There was some interesting research done on caffeine recently, which revealed that it is a better headache treatment than ibuprofen though combining the two works best of all. The interesting thing is that a lot of caffeine in your diet can cause migraines, but, if you avoid the stuff generally, a big dose of caffeine can kill a headache stone dead. I now drink caffeine-free Diet Coke, but keep some of the normal stuff in the house, just in case. It's really worked very well.
So, when I get a migraine, I take some ibuprofen, drink loads of Diet Coke, and ask Vic (my wife) to give my neck muscles a tweak, which she's very good at. I always think it'd be great to know which of these methods works the best, but the overwhelming desire to get rid of the pain has always stopped me experimenting: the last thing I want to do is try just one method in isolation and it be the one that doesn't work at all.

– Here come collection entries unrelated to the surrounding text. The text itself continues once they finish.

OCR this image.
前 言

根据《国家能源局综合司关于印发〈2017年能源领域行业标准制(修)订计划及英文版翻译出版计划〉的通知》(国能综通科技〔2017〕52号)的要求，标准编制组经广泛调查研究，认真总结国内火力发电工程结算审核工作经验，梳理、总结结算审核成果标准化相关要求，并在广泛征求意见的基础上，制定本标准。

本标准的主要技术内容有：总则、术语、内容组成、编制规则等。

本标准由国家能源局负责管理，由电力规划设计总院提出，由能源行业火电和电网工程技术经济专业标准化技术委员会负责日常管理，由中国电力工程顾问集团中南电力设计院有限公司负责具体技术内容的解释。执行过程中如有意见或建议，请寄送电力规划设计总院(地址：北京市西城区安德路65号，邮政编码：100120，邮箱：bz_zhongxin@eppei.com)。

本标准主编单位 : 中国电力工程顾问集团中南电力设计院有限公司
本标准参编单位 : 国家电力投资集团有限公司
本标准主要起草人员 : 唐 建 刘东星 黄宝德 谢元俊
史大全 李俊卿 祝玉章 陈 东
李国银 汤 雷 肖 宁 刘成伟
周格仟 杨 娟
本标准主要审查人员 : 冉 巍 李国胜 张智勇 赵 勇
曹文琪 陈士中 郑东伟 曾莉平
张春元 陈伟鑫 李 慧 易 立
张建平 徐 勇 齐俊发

But there's another interesting side-effect of migraines: they shut down your digestion. This is why I stopped taking Naramig. I didn't want to waste a precious pill on a minor pain that could be got rid of with a bit of aspirin (which is about 50 times cheaper), and, by the time I'd realise that I needed the big guns, it would be too late: the Naramig would just sit in my stomach, which would defiantly refuse to digest it.
So I got home in agony last night. It was one of those sneaky ones that zips from a minor twinge to hell itself before I realise what's going on. I took some ibuprofen, drank over 2 litres of Diet Coke, and got a superb-as-ever neck massage from Vic. And the pain went away pretty quickly. Result.
Unbeknownst to me, however, the migraine hadn't been cured at all: only the pain had. Migraines are complicated and surreptitious phenomena, and they pull this kind of stunt sometimes. My stomach had been well and truly shut for business, and I, thinking the lack of pain implied cure, had a nice big meal. Oops. I stayed awake, feeling sick, until about four this morning, then I vomited for a while, then I had insomnia until about ten minutes before my alarm went off and I had to go to work. And they tell me there's a God.
The point of all this (yes, there's a point) is that I finally did my experiment, albeit unintentionally. I can exclusively reveal that a neck massage alone is enough to relieve migraine pain. Neither the ibuprofen nor the Diet Coke were ever digested.
To say that this important discovery adequately compensates me for the way I feel right now would be a lie.